Police arrested an Indiana man for driving a child’s toy while under the influence. James McKee was piloting a Power Wheels Jeep on a road in Vincennes, Indiana when a state trooper pulled him over for driving erratically and appearing intoxicated.

The driver then failed roadside sobriety tests and was taken to the Good Samaritan Hospital, where he was found to be under the influence of methamphetamine and marijuana. The 51-year-old was arrested, taken to Knox County Jail, and charged with operating a vehicle while impaired through intoxication. He has a previous conviction for a similar offense, and the charge was therefore increased to a level 6 felony.

Some of the most bizarre instances involving law enforcement happen on America’s roads. For example, in Oregon in 2010, a police officer got into hot water for physically detaining a man by pushing him to the ground and handcuffing him. The cop suspected the man of jaywalking, but a court ruled that the officer had no right to detain the suspect, much less with such aggression, because no crime was committed.

In 2017, cops pulled a woman over in Gainesville, Georgia, and found a spoon smeared with orange residue, which they said tested positive for methamphetamine. The driver insisted she had been eating spaghetti-os but was arrested and spent two weeks in prison before police discovered she had been telling the truth and the spoon was indeed covered in spaghetti-o sauce.
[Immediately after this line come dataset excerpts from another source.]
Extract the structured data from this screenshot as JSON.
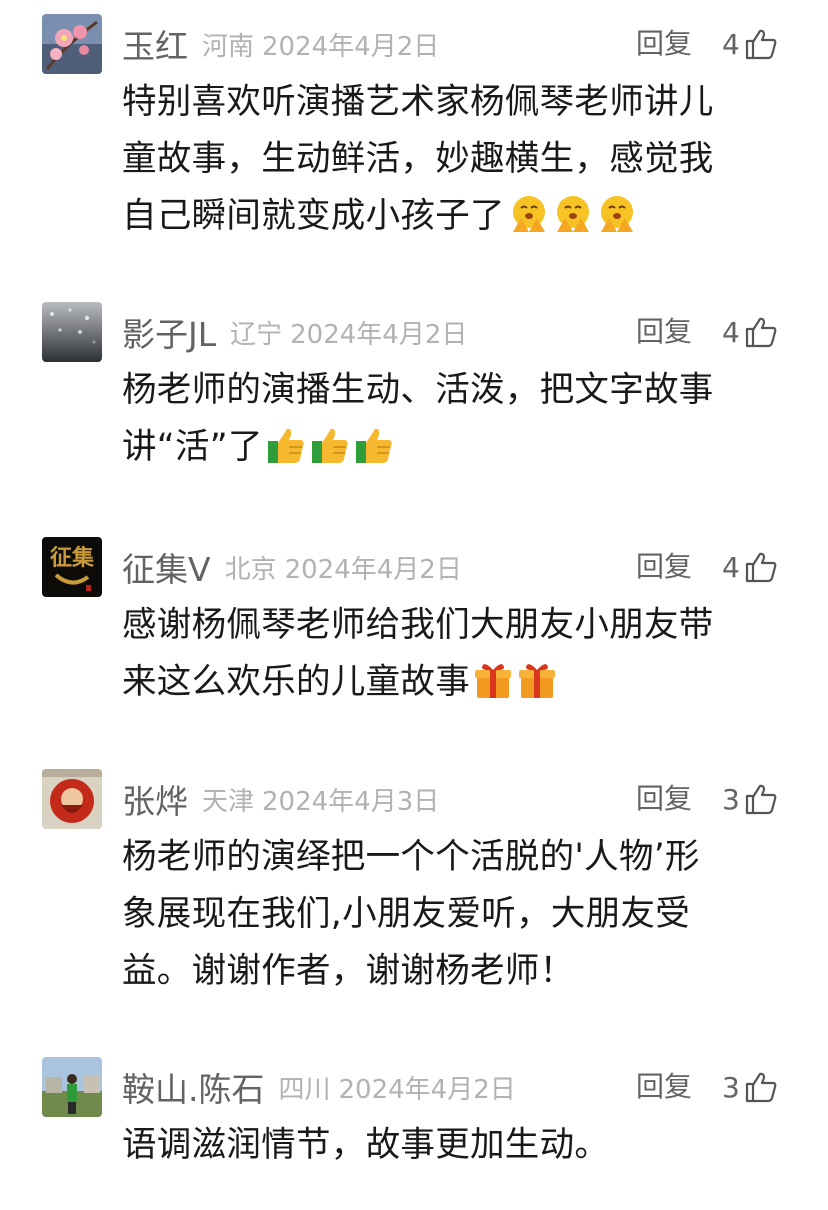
{
  "comments": [
    {
      "nickname": "玉红",
      "location": "河南",
      "date": "2024年4月2日",
      "reply_label": "回复",
      "likes": "4",
      "lines": [
        "特别喜欢听演播艺术家杨佩琴老师讲儿",
        "童故事，生动鲜活，妙趣横生，感觉我",
        "自己瞬间就变成小孩子了"
      ],
      "emoji": "pray-face-emoji",
      "emoji_count": 3
    },
    {
      "nickname": "影子JL",
      "location": "辽宁",
      "date": "2024年4月2日",
      "reply_label": "回复",
      "likes": "4",
      "lines": [
        "杨老师的演播生动、活泼，把文字故事",
        "讲“活”了"
      ],
      "emoji": "thumbs-up-emoji",
      "emoji_count": 3
    },
    {
      "nickname": "征集V",
      "location": "北京",
      "date": "2024年4月2日",
      "reply_label": "回复",
      "likes": "4",
      "lines": [
        "感谢杨佩琴老师给我们大朋友小朋友带",
        "来这么欢乐的儿童故事"
      ],
      "emoji": "gift-emoji",
      "emoji_count": 2,
      "avatar_text": "征集"
    },
    {
      "nickname": "张烨",
      "location": "天津",
      "date": "2024年4月3日",
      "reply_label": "回复",
      "likes": "3",
      "lines": [
        "杨老师的演绎把一个个活脱的'人物’形",
        "象展现在我们,小朋友爱听，大朋友受",
        "益。谢谢作者，谢谢杨老师！"
      ]
    },
    {
      "nickname": "鞍山.陈石",
      "location": "四川",
      "date": "2024年4月2日",
      "reply_label": "回复",
      "likes": "3",
      "lines": [
        "语调滋润情节，故事更加生动。"
      ]
    }
  ],
  "colors": {
    "nickname": "#636363",
    "meta": "#b2b2b2",
    "text": "#191919"
  }
}
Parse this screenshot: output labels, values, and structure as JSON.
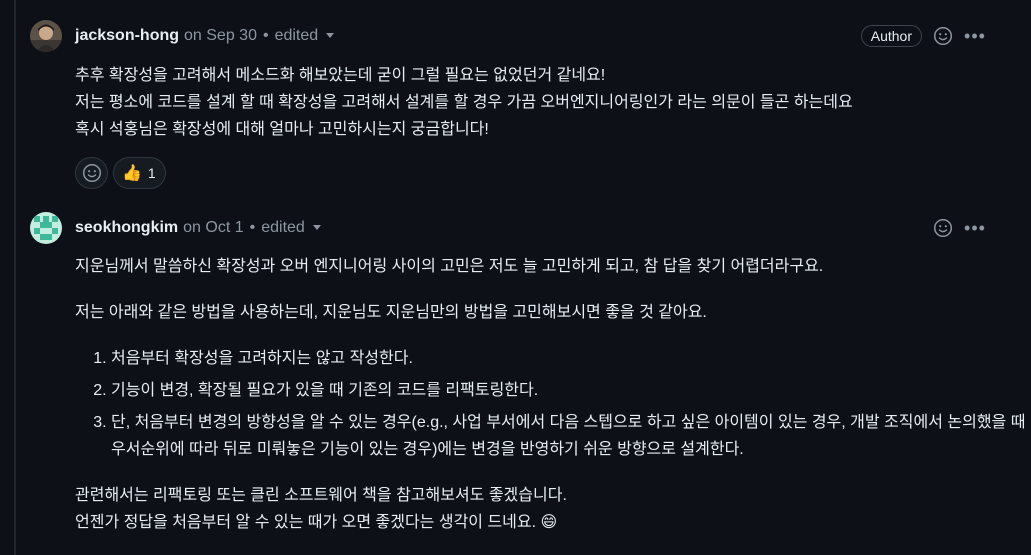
{
  "comments": [
    {
      "author": "jackson-hong",
      "date": "on Sep 30",
      "edited": "edited",
      "role_badge": "Author",
      "body": [
        "추후 확장성을 고려해서 메소드화 해보았는데 굳이 그럴 필요는 없었던거 같네요!",
        "저는 평소에 코드를 설계 할 때 확장성을 고려해서 설계를 할 경우 가끔 오버엔지니어링인가 라는 의문이 들곤 하는데요",
        "혹시 석홍님은 확장성에 대해 얼마나 고민하시는지 궁금합니다!"
      ],
      "reactions": [
        {
          "emoji": "👍",
          "count": "1"
        }
      ]
    },
    {
      "author": "seokhongkim",
      "date": "on Oct 1",
      "edited": "edited",
      "para1": "지운님께서 말씀하신 확장성과 오버 엔지니어링 사이의 고민은 저도 늘 고민하게 되고, 참 답을 찾기 어렵더라구요.",
      "para2": "저는 아래와 같은 방법을 사용하는데, 지운님도 지운님만의 방법을 고민해보시면 좋을 것 같아요.",
      "list": [
        "처음부터 확장성을 고려하지는 않고 작성한다.",
        "기능이 변경, 확장될 필요가 있을 때 기존의 코드를 리팩토링한다.",
        "단, 처음부터 변경의 방향성을 알 수 있는 경우(e.g., 사업 부서에서 다음 스텝으로 하고 싶은 아이템이 있는 경우, 개발 조직에서 논의했을 때 우서순위에 따라 뒤로 미뤄놓은 기능이 있는 경우)에는 변경을 반영하기 쉬운 방향으로 설계한다."
      ],
      "closing1": "관련해서는 리팩토링 또는 클린 소프트웨어 책을 참고해보셔도 좋겠습니다.",
      "closing2": "언젠가 정답을 처음부터 알 수 있는 때가 오면 좋겠다는 생각이 드네요.",
      "closing2_emoji": "😄"
    }
  ],
  "icons": {
    "emoji_picker": "smiley-icon",
    "more_options": "kebab-icon",
    "edit_history": "caret-down-icon"
  },
  "colors": {
    "background": "#0d1117",
    "text": "#e6edf3",
    "muted": "#8d96a0",
    "border": "#30363d"
  }
}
Annadel Cruz and Alexander Bernstein spent a month in prison in Pennsylvania when roadside drug tests determined they were carrying cocaine inside bars of soap. The tests were later proven wrong; the couple had only been carrying soap all along.

Police field tests are known to be particularly unreliable. In Las Vegas in 2020, courts overturned five drug convictions that stemmed from roadside sobriety testing by law enforcement officers. The tests cops use cost about $2, and growing numbers of courts refuse to accept their findings as evidence.